Inimigo você já espera. Com inimigo você mantém distância, ergue defesa, calibra confiança. A dor que ele causa dói, mas não surpreende. Você sabia que havia risco ali e entrou assim mesmo.
O que desestrutura de verdade vem de dentro. Do círculo que você construiu com cuidado, das pessoas que viram seus momentos mais vulneráveis, que sabem o que te machuca, o que te move, onde estão as frestas. Vem de quem tinha o mapa completo de você e um dia decidiu usá-lo.
Isso não tem nome fácil. Não é só traição. É uma revisão forçada de tudo que você acreditava ser sólido.
A família carrega um peso específico nessa história. Porque com ela você não escolheu. Nasceu dentro de um vínculo que a sociedade inteira trata como sagrado, inviolável, acima de qualquer suspeita. E quando esse vínculo falha, quando a pessoa que deveria ser refúgio se torna fonte de dano, há uma confusão que vai fundo. Porque você não sabe se está autorizado a sentir o que sente. Se pode nomear o que aconteceu pelo nome real que tem.
Pode. O sangue compartilhado não purifica intenção.

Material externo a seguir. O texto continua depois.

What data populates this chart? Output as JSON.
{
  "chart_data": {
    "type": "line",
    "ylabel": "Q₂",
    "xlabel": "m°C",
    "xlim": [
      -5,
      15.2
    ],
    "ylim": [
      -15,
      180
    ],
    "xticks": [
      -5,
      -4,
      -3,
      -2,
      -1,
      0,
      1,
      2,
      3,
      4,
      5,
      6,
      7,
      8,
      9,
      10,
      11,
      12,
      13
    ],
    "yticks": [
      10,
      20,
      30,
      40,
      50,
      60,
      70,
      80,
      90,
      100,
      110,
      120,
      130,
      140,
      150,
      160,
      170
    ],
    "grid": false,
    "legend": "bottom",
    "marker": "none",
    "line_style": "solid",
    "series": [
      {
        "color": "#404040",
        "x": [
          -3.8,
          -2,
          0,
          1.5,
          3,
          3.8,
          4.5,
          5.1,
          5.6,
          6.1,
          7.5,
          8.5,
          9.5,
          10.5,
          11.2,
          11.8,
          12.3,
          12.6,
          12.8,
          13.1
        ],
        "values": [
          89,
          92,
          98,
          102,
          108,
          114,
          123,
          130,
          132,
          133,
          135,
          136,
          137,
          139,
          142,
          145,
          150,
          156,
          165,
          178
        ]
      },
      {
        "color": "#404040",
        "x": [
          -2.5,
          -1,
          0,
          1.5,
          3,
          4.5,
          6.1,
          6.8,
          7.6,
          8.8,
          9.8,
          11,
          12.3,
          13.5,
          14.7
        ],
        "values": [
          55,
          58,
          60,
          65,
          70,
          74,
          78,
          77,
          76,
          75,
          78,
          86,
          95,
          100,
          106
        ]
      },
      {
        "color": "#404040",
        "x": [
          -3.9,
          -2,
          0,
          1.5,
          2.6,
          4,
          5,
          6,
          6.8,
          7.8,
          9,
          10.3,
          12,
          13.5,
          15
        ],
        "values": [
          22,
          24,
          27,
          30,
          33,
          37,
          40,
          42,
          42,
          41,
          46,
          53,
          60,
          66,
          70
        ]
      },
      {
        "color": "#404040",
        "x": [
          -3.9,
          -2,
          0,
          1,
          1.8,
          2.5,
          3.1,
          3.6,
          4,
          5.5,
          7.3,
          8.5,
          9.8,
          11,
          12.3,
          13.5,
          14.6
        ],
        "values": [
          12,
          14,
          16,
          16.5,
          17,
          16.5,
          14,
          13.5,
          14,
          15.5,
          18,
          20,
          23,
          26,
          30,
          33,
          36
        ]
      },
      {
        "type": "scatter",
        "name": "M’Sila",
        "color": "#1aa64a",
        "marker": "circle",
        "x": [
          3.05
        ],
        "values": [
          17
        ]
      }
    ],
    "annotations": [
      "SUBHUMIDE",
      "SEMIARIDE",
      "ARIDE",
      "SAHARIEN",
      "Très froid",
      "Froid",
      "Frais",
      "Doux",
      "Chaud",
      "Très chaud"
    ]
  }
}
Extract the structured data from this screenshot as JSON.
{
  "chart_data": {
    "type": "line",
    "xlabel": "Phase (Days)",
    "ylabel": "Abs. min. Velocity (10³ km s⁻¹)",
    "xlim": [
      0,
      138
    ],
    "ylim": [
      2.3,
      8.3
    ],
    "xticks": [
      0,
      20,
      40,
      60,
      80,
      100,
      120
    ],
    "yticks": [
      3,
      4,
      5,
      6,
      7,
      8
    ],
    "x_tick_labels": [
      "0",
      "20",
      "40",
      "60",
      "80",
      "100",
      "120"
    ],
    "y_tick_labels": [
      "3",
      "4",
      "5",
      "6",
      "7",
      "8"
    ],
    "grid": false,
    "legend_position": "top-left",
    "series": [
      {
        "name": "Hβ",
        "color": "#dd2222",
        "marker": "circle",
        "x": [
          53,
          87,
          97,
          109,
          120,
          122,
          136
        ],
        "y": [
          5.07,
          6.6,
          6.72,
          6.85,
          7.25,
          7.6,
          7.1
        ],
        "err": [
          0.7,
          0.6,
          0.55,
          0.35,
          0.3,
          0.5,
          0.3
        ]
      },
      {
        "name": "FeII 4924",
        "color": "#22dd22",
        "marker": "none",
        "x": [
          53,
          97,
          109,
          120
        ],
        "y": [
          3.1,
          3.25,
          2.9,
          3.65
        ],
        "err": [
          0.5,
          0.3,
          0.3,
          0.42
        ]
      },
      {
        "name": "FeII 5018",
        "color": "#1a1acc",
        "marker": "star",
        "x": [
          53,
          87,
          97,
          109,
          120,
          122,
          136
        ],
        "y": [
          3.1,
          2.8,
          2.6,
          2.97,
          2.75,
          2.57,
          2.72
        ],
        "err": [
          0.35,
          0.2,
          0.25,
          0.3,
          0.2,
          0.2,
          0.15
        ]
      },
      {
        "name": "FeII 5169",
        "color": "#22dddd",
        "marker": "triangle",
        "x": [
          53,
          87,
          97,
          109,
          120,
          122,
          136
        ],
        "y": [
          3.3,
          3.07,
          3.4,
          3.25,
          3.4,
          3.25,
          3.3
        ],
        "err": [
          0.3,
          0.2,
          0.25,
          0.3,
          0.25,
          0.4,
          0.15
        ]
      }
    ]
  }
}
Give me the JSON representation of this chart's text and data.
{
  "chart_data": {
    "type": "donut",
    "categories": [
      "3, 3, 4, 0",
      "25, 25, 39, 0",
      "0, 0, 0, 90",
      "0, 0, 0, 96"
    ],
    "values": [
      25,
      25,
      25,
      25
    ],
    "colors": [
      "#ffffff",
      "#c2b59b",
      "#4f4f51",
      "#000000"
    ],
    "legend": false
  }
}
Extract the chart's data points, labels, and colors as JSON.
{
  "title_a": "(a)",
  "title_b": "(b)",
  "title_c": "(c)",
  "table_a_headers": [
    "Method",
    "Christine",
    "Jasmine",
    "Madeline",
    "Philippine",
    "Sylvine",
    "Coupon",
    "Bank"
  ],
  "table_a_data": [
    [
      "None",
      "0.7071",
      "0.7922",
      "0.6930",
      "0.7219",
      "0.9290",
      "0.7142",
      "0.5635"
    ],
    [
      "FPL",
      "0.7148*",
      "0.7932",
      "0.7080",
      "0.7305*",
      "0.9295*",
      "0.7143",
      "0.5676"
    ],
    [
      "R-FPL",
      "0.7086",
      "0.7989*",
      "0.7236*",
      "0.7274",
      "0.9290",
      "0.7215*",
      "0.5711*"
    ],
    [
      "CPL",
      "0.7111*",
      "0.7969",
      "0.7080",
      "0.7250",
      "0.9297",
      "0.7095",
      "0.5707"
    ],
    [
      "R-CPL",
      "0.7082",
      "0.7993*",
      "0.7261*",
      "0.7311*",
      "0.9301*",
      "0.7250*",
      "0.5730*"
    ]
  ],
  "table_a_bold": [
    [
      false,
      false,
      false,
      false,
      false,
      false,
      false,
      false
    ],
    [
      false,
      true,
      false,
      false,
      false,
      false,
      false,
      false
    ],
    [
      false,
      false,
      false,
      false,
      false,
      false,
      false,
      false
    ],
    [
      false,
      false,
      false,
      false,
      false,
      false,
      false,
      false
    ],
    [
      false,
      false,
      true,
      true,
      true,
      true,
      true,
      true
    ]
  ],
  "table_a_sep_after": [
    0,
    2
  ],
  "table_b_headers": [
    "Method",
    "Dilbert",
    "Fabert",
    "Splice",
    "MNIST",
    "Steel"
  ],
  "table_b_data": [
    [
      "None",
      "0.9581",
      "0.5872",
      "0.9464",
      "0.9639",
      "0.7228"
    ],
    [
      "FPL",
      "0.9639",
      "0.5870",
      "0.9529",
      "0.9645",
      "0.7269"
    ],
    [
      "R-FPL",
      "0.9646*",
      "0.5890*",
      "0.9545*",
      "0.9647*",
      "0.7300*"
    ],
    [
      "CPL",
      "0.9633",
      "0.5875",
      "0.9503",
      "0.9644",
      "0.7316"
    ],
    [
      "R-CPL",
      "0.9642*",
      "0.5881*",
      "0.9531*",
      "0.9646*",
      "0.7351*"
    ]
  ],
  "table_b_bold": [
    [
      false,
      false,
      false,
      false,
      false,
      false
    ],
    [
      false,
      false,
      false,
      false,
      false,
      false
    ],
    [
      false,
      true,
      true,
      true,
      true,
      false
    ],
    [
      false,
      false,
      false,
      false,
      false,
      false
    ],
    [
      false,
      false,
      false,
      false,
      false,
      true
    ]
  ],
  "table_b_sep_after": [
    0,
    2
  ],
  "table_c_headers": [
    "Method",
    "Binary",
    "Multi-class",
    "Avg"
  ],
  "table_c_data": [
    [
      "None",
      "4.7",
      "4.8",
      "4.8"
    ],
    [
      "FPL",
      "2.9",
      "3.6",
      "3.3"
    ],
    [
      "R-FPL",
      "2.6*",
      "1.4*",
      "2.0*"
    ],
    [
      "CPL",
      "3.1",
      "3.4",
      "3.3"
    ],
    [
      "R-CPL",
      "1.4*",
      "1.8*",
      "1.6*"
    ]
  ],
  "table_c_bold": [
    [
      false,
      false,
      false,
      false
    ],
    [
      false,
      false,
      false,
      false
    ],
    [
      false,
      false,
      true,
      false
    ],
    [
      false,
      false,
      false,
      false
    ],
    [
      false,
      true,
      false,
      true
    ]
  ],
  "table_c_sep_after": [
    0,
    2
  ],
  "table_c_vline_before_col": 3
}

Com os amigos íntimos a lógica é parecida. Você escolheu essas pessoas. Investiu tempo, entregou verdades, construiu uma história junto. E exatamente por isso a decepção é proporcional à confiança depositada.
Ficar atento não significa viver em paranoia. Não significa fechar tudo e não confiar em ninguém jamais.
Significa observar comportamentos com o mesmo cuidado que você observaria qualquer coisa importante na sua vida. Significa que afeto não suspende discernimento. Significa entender que caráter não é determinado por grau de parentesco nem por anos de convivência.
Pessoas são pessoas. Complexas, contraditórias, capazes do melhor e do pior.
Amar com consciência não é amar menos. É amar sem se perder no processo.